Las consultas ambulatorias por problemas de salud mental crecieron 23% en el último año en Argentina, y las internaciones se incrementaron 42% entre 2023 y 2026, con un salto adicional del 12% solo en los últimos doce meses. Así lo refleja un relevamiento federal coordinado por la Universidad Nacional de Lanús, que reunió información de las máximas autoridades sanitarias de 14 provincias: Buenos Aires, Catamarca, Córdoba, Formosa, Jujuy, La Pampa, La Rioja, Misiones, Neuquén, Salta, Santa Cruz, Santa Fe, Santiago del Estero y Tierra del Fuego. Esas jurisdicciones, sumadas a Entre Ríos y Río Negro, que también participaron del encuentro, representan más del 70% de la población argentina.

Quiénes están llegando al sistema público

El informe describe un cambio de perfil que las autoridades provinciales conocen de memoria: cada vez consultan más niñas, niños y adolescentes, y cada vez llegan más personas que perdieron la cobertura de su obra social o su prepaga y terminaron recalando en el hospital público. En la provincia de Buenos Aires, el 30% de las consultas en guardias hospitalarias corresponde hoy a problemas de salud mental. No es un dato aislado: es la radiografía de un sistema que se está convirtiendo, queriendo o no, en el principal proveedor de respuestas para un malestar que atraviesa a toda la sociedad.

Se amplió la red, pero no alcanza

  • Entre 2021 y 2026 se incorporaron al menos 388 nuevas camas de salud mental en hospitales generales de todo el país.
  • Trece de las 14 provincias relevadas ampliaron sus redes comunitarias con centros de día, equipos territoriales, viviendas asistidas y dispositivos específicos para el abordaje de consumos problemáticos.
  • A pesar de esa expansión, las autoridades provinciales reconocieron que esas capacidades están sobreexigidas frente a una demanda que no cesa, y que existen dificultades serias para completar los equipos con disciplinas críticas.
  • Como prioridades urgentes, las provincias identificaron aumentar la inversión, ampliar la infraestructura y los recursos humanos, garantizar el acceso a medicamentos y producir información epidemiológica nacional de calidad.
  • También reclamaron recuperar una coordinación efectiva entre Nación, provincias y municipios, que en los últimos años se debilitó.

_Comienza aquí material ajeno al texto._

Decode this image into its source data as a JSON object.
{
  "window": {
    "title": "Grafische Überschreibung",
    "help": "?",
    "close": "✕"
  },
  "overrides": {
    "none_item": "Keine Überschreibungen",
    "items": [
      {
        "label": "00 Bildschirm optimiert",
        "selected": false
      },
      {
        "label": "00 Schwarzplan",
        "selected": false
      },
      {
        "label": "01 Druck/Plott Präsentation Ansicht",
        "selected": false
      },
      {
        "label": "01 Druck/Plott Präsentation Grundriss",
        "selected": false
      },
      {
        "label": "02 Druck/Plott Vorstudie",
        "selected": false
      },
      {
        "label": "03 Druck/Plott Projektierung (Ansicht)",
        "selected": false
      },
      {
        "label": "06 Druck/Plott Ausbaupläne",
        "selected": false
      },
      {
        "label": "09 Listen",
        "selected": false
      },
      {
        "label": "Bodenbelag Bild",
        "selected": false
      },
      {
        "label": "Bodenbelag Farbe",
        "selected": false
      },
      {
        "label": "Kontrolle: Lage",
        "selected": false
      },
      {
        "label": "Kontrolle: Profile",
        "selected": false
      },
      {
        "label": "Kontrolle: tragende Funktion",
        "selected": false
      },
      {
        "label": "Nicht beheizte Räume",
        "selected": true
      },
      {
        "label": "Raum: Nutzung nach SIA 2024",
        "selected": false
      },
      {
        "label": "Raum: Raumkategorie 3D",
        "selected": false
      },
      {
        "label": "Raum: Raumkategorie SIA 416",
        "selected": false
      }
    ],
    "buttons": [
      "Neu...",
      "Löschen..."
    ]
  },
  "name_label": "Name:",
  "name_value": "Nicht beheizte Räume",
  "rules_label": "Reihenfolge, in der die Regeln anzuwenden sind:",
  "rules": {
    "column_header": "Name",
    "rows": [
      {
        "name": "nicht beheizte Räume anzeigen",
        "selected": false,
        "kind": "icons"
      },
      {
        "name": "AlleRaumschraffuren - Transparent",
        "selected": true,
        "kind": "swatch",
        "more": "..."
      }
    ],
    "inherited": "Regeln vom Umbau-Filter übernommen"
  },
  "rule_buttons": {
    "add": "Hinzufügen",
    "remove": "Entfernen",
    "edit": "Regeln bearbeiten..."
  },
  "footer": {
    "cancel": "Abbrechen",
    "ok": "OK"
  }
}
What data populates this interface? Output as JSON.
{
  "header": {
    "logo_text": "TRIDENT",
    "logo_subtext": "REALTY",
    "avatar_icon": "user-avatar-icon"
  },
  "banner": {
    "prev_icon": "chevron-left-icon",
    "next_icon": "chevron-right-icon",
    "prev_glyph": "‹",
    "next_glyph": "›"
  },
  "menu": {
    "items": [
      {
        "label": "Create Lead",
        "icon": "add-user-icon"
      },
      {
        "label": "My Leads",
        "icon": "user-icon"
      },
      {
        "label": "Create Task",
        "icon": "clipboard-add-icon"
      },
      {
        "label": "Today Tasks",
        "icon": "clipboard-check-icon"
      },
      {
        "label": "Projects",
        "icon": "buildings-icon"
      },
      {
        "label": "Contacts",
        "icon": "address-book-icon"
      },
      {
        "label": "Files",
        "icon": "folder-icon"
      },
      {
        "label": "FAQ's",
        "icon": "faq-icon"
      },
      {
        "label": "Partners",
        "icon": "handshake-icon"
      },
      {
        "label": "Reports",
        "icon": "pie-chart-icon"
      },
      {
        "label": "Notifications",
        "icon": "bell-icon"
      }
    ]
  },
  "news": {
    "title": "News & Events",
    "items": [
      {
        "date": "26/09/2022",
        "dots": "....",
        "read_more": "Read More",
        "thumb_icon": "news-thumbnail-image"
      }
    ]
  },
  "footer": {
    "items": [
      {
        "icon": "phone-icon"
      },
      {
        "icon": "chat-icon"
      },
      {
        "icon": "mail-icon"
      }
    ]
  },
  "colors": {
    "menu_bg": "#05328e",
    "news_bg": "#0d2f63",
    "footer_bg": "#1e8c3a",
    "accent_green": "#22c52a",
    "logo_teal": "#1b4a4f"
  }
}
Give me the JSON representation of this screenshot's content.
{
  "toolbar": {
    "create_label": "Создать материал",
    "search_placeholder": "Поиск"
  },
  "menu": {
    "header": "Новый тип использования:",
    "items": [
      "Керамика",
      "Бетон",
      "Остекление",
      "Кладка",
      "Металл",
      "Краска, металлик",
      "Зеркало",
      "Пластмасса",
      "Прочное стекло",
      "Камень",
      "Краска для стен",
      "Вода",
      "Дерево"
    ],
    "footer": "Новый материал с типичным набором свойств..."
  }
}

El informe fue presentado en el Senado, en pleno debate por una reforma de la Ley Nacional de Salud Mental, vigente desde 2010. Las autoridades provinciales plantearon, con preocupación, que la propuesta que se discute en el Congreso elimina marcos y garantías sobre los que se sustenta la política de salud mental, sin incorporar el financiamiento necesario para ampliar la capacidad de respuesta de los sistemas públicos. Es un punto central: de nada sirve diagnosticar el problema si después no hay con qué responder.

“La demanda no para de crecer y los dispositivos están sobreexigidos; hacen falta más profesionales, más camas y un financiamiento sostenido para que el sistema público pueda hacerse cargo.”Síntesis de los planteos de las autoridades sanitarias provinciales ante el Senado

Lo que queda en el aire, y lo que a mí, como periodista y como ciudadana, más me preocupa, es que estamos ante un problema que ya dejó de ser excepcional para volverse cotidiano. Las cifras no son un dato frío: detrás de cada internación hay una familia que no pudo más, un adolescente que pidió ayuda tarde, un adulto mayor que se quedó sin red. Si el Estado no garantiza equipos completos, medicamentos y dispositivos territoriales suficientes, el agujero se va a seguir agrandando. La ley que se discute en el Congreso puede ser una oportunidad para reforzar el sistema o para debilitarlo: depende de que el financiamiento vaya de la mano de las garantías, y de que nadie se haga el desentendido con lo que estos números están contando.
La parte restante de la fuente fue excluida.